Document - Burundi: Arbitrary detention/Prisoner of conscience: Térence Nahimana (m)
DOCUMENT PUBLIC AFR 16/007/2006 – ÉFAI
AU 147/06
Avertissement : Amnesty International
défend des individus sans prendre position ni sur leurs idées
ni sur les organisations auxquelles ils pourraient adhérer.
ARRESTATION ARBITRAIRE / PRISONNIER D'OPINION
|
BURUNDI |
Térence Nahimana (h) |
_________________________________________________________________________________________________
Londres, le 25 mai 2006
Térence Nahimana, militant en faveur de la paix, doit répondre de charges passibles de vingt ans d’emprisonnement. Ces derniers temps, les autorités burundaises ont harcelé et tenté d’intimider des défenseurs des droits humains, en particulier ceux qui les avaient critiquées, et Amnesty International craint qu’un grand nombre de personnes ne soient placées en détention sans autre motif que d’avoir exercé leur droit à la liberté d’expression.
Térence Nahimana est le directeur du Cercle d’initiative pour une vision commune (CIVIC), une organisation non gouvernementale (ONG) qui s’efforce de promouvoir la paix et la résolution du conflit burundais. Le 5 mai, dans une lettre au président Pierre Nkurunziza, il a reproché au gouvernement de retarder délibérément les négociations de paix avec le dernier groupe d’opposition armé à opérer dans le pays, les Forces nationales de libération (FNL). Faisant référence à la présence de ce groupe dans la République démocratique du Congo (RDC) voisine, Térence Nahimana a suggéré que le gouvernement envisageait de recourir à ce prétexte pour envoyer des troupes dans ce pays. Le lendemain, il a exprimé les mêmes opinions lors d’une conférence de presse.

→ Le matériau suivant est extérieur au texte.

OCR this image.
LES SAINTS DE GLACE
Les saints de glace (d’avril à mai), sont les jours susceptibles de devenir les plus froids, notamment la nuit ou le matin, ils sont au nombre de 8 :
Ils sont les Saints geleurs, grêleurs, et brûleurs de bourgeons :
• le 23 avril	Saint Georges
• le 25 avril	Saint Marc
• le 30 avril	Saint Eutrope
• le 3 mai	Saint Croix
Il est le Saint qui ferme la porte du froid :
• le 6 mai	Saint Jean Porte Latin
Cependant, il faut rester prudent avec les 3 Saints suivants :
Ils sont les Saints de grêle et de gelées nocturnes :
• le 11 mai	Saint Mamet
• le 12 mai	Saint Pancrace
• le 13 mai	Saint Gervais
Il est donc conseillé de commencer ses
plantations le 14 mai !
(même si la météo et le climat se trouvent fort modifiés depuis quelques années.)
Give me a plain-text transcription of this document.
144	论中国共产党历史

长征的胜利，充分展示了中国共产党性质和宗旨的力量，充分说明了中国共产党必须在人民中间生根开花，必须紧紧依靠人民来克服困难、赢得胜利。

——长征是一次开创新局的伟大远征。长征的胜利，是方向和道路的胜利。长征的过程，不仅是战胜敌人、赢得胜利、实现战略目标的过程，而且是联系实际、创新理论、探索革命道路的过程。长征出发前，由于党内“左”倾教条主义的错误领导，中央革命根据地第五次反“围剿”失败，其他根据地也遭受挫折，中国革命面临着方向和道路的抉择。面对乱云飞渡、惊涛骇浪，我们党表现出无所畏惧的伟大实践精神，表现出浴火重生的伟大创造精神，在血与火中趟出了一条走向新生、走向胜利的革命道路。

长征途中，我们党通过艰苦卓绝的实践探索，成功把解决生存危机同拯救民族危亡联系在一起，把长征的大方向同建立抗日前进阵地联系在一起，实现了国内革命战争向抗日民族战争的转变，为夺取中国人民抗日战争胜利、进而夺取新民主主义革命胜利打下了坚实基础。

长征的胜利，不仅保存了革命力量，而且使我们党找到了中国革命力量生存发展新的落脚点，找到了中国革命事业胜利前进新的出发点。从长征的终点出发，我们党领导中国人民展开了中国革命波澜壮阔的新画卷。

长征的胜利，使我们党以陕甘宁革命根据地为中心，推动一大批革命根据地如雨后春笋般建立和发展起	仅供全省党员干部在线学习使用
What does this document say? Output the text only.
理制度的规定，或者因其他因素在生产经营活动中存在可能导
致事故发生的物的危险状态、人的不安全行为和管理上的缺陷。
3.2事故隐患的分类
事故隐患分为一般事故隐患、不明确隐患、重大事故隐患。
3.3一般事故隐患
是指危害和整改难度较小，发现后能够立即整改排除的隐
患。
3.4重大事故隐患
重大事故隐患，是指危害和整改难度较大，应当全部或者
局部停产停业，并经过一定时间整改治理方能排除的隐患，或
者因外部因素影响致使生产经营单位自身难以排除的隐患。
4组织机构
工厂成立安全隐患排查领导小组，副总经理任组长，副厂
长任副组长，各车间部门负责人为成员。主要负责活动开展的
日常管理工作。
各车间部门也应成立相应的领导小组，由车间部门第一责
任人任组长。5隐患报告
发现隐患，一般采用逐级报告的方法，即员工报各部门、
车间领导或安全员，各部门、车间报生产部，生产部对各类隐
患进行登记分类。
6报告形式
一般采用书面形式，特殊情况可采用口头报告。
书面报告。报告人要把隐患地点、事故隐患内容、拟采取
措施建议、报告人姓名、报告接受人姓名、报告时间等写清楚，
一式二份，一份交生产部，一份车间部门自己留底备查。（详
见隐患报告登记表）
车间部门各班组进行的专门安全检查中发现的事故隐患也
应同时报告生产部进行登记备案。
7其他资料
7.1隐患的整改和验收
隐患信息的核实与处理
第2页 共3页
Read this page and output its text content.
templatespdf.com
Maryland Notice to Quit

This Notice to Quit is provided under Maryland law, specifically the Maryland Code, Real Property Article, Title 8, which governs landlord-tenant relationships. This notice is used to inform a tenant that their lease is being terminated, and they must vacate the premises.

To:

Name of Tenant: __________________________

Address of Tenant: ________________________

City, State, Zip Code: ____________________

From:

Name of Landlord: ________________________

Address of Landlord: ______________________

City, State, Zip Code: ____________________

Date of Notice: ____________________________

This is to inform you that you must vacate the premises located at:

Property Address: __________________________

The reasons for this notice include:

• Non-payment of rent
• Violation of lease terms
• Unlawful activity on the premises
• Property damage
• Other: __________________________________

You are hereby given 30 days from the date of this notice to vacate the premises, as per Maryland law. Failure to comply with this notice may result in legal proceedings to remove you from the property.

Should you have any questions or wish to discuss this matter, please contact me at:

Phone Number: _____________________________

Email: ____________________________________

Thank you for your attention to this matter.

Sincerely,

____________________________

Térence Nahimana a par ailleurs reproché au gouvernement d’entraver les pourparlers avec les Nations Unies au sujet de l’établissement d’une commission vérité et réconciliation chargée d’examiner les crimes de guerre et les crimes contre l’humanité qui auraient été commis dans le passé. Selon lui, le gouvernement craindrait que certains de ses membres ne soient mis en cause par une telle commission.
Térence Nahimana a été arrêté le 9 mai par la Documentation nationale (DN), les services de renseignements généraux. Il a été libéré au bout de trois heures d’interrogatoire, mais a de nouveau été appréhendé le lendemain et placé en détention au siège de la DN à Bujumbura, la capitale. Le 15 mai, le ministère public l’a formellement inculpé d’« atteinte à la sûreté de l’État », en vertu des articles 404 et 428 du Code pénal du Burundi, qui portent sur lefait d’« exposer le Burundi à l’hostilité d’une puissance étrangère » et de « pousser la population contre le gouvernement et d’inciter à la guerre civile ». Térence Nahimana est actuellement détenu dans la prison centrale de Mpimba à Bujumbura.
Amnesty International considère cet homme comme un prisonnier d’opinion car il n’a fait qu’exercer pacifiquement son droit à la liberté d’expression, qui est proclamé par la Charte africaine des droits de l’homme et des peuples et le Pacte international relatif aux droits civils et politiques (PIDCP). Le Burundi est partie à ces deux traités.
INFORMATIONS GÉNÉRALES
Le Burundi sort de treize ans de guerre civile. Les Forces nationales de libération (FNL) poursuivent leurs opérations dans trois provinces proches de Bujumbura. Les négociations entre le gouvernement et cette formation progressent lentement.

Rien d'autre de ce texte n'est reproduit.